Curti mesmo o tio Nô quando era mais velho, na década de 90, ele já aposentado e morando definitivamente em Pitangui, na antiga Rua da Paciência, pertinho da capela do Bom Jesus. Nessa época, aproveitei para escutar as histórias das inúmeras viagens pelo interior mineiro, principalmente do tempo em que morou em Juiz de Fora, e aprendi muito com a sua experiência. O local dessas conversas, quase sempre, era a barbearia/vendinha do meu tio Zezé, o Zé Vovô. Entre nossas brincadeiras, chamávamos um ao outro de “federal”, porque ambos éramos funcionários públicos federais.
Um dia, meu pai veio me contar que estava muito preocupado, porque o governo de Fernando Henrique Cardoso tinha lançado o Programa de Demissão Voluntária. Muita gente – sempre existem os terroristas - dizia que era só o começo para demitir muito funcionário público federal. Em outras palavras, ninguém era “imexível”, todo mundo estava no bico do corvo.

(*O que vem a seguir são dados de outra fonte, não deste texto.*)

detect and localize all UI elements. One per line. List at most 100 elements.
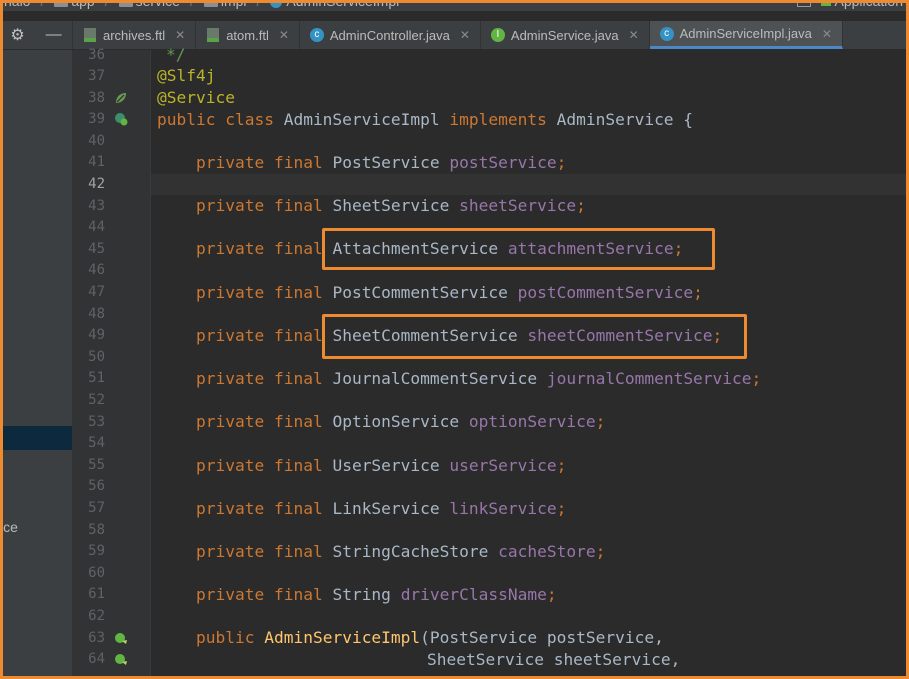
line-number: 61 <box>88 586 105 602</box>
close-icon[interactable]: ✕ <box>460 28 470 42</box>
breadcrumb-item-class[interactable]: AdminServiceImpl <box>270 0 399 9</box>
breadcrumb-separator: / <box>104 0 109 9</box>
breadcrumb-item-project[interactable]: halo <box>4 0 30 9</box>
field-token: optionService <box>468 412 596 431</box>
gear-icon[interactable]: ⚙ <box>10 25 24 45</box>
collapse-icon[interactable]: — <box>46 26 62 44</box>
line-number: 41 <box>88 154 105 170</box>
type-token: PostService <box>332 153 440 172</box>
keyword-token: private final <box>196 499 323 518</box>
hammer-icon[interactable] <box>796 0 811 7</box>
type-token: String <box>332 585 391 604</box>
semicolon-token: ; <box>556 456 567 475</box>
type-token: PostCommentService <box>332 283 508 302</box>
code-line-38: @Service <box>157 87 235 109</box>
annotation-token: @Slf4j <box>157 66 216 85</box>
type-token: StringCacheStore <box>332 542 489 561</box>
field-token: cacheStore <box>498 542 596 561</box>
run-config-selector[interactable]: Application <box>820 0 903 9</box>
interface-icon: I <box>490 28 505 42</box>
code-line-57: private final LinkService linkService; <box>196 498 566 520</box>
line-number: 54 <box>88 435 105 451</box>
type-token: SheetService <box>332 196 450 215</box>
keyword-token: private final <box>196 456 323 475</box>
type-token: AttachmentService <box>332 239 499 258</box>
breadcrumb-item-service[interactable]: service <box>118 0 180 9</box>
project-tree-selected-row[interactable] <box>0 426 72 450</box>
code-line-55: private final UserService userService; <box>196 455 566 477</box>
type-token: AdminService { <box>556 110 694 129</box>
bean-injection-icon[interactable] <box>114 631 128 645</box>
code-line-63: public AdminServiceImpl(PostService post… <box>196 627 664 649</box>
breadcrumb-label: service <box>135 0 180 9</box>
code-line-51: private final JournalCommentService jour… <box>196 368 761 390</box>
close-icon[interactable]: ✕ <box>822 27 832 41</box>
close-icon[interactable]: ✕ <box>279 28 289 42</box>
project-panel <box>0 50 72 679</box>
close-icon[interactable]: ✕ <box>175 28 185 42</box>
semicolon-token: ; <box>556 499 567 518</box>
project-tree-item[interactable]: ice <box>0 519 18 535</box>
class-name-token: AdminServiceImpl <box>283 110 440 129</box>
field-token: postCommentService <box>517 283 694 302</box>
code-line-64: SheetService sheetService, <box>427 649 680 671</box>
type-token: SheetCommentService <box>332 326 518 345</box>
breadcrumb-label: AdminServiceImpl <box>286 0 400 9</box>
class-icon: c <box>659 26 674 41</box>
tab-admin-service[interactable]: I AdminService.java ✕ <box>481 21 650 49</box>
keyword-token: public class <box>157 110 274 129</box>
comment-token: */ <box>166 45 186 64</box>
field-token: userService <box>449 456 557 475</box>
semicolon-token: ; <box>546 585 557 604</box>
code-line-49: private final SheetCommentService sheetC… <box>196 325 722 347</box>
panel-tools: ⚙ — <box>0 21 73 49</box>
semicolon-token: ; <box>556 153 567 172</box>
annotation-token: @Service <box>157 88 235 107</box>
breadcrumb-label: app <box>71 0 95 9</box>
field-token: journalCommentService <box>546 369 752 388</box>
bean-injection-icon[interactable] <box>114 652 128 666</box>
folder-icon <box>118 0 133 7</box>
code-line-39: public class AdminServiceImpl implements… <box>157 109 693 131</box>
breadcrumb-item-app[interactable]: app <box>54 0 95 9</box>
line-number: 39 <box>88 111 105 127</box>
line-number-current: 42 <box>88 176 105 192</box>
line-number: 63 <box>88 630 105 646</box>
tab-atom-ftl[interactable]: atom.ftl ✕ <box>196 21 300 49</box>
implements-icon[interactable] <box>114 112 128 126</box>
breadcrumb-separator: / <box>256 0 261 9</box>
code-line-37: @Slf4j <box>157 65 215 87</box>
tab-label: AdminServiceImpl.java <box>679 26 812 41</box>
keyword-token: private final <box>196 283 323 302</box>
keyword-token: public <box>196 628 255 647</box>
field-token: postService <box>449 153 557 172</box>
tab-admin-service-impl[interactable]: c AdminServiceImpl.java ✕ <box>649 21 843 49</box>
line-number: 45 <box>88 241 105 257</box>
type-token: LinkService <box>332 499 440 518</box>
spring-bean-icon[interactable] <box>114 91 128 105</box>
tab-admin-controller[interactable]: c AdminController.java ✕ <box>300 21 481 49</box>
line-number: 59 <box>88 543 105 559</box>
line-number: 53 <box>88 414 105 430</box>
semicolon-token: ; <box>595 412 606 431</box>
close-icon[interactable]: ✕ <box>629 28 639 42</box>
semicolon-token: ; <box>595 542 606 561</box>
code-line-61: private final String driverClassName; <box>196 584 557 606</box>
type-token: JournalCommentService <box>332 369 538 388</box>
line-number: 60 <box>88 565 105 581</box>
line-number: 38 <box>88 90 105 106</box>
type-token: OptionService <box>332 412 460 431</box>
code-line-47: private final PostCommentService postCom… <box>196 282 703 304</box>
folder-icon <box>54 0 69 7</box>
tab-label: AdminService.java <box>510 27 619 43</box>
semicolon-token: ; <box>712 326 723 345</box>
line-number: 51 <box>88 370 105 386</box>
current-line-highlight <box>151 174 909 195</box>
line-number: 44 <box>88 219 105 235</box>
keyword-token: private final <box>196 239 323 258</box>
code-line-59: private final StringCacheStore cacheStor… <box>196 541 605 563</box>
breadcrumb-item-impl[interactable]: impl <box>203 0 247 9</box>
folder-icon <box>203 0 218 7</box>
field-token: driverClassName <box>400 585 547 604</box>
keyword-token: private final <box>196 326 323 345</box>
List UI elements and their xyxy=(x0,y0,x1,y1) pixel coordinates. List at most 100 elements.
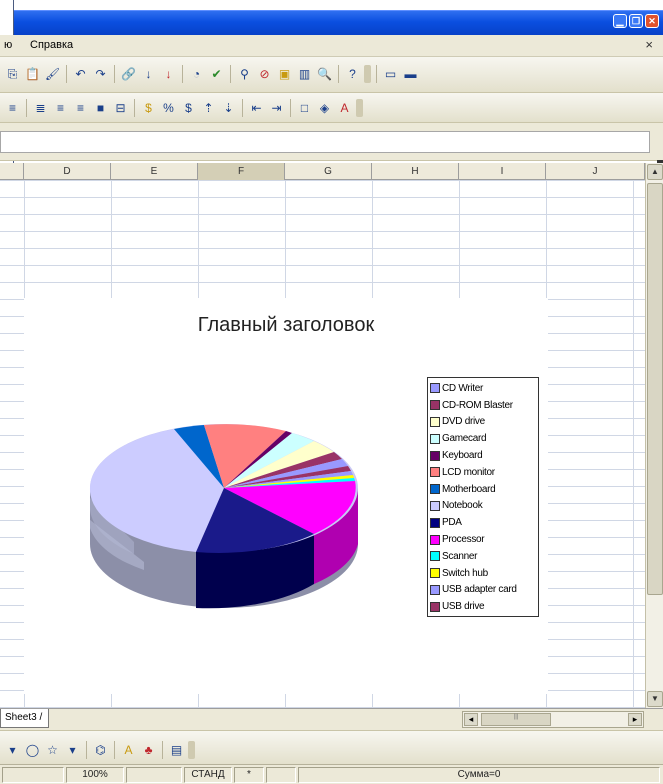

Ao comentar isso com Tio Nô e pedir sua opinião, meu pai recebeu a resposta que demonstrava essa cultura de vida, síntese de conhecimentos de Sociologia, Ciência Política, Linguística, História e do próprio entorno do funcionalismo público:
- Não preocupa, Dininho, ele não perde o emprego: ele tá no meio dos “sáibios”.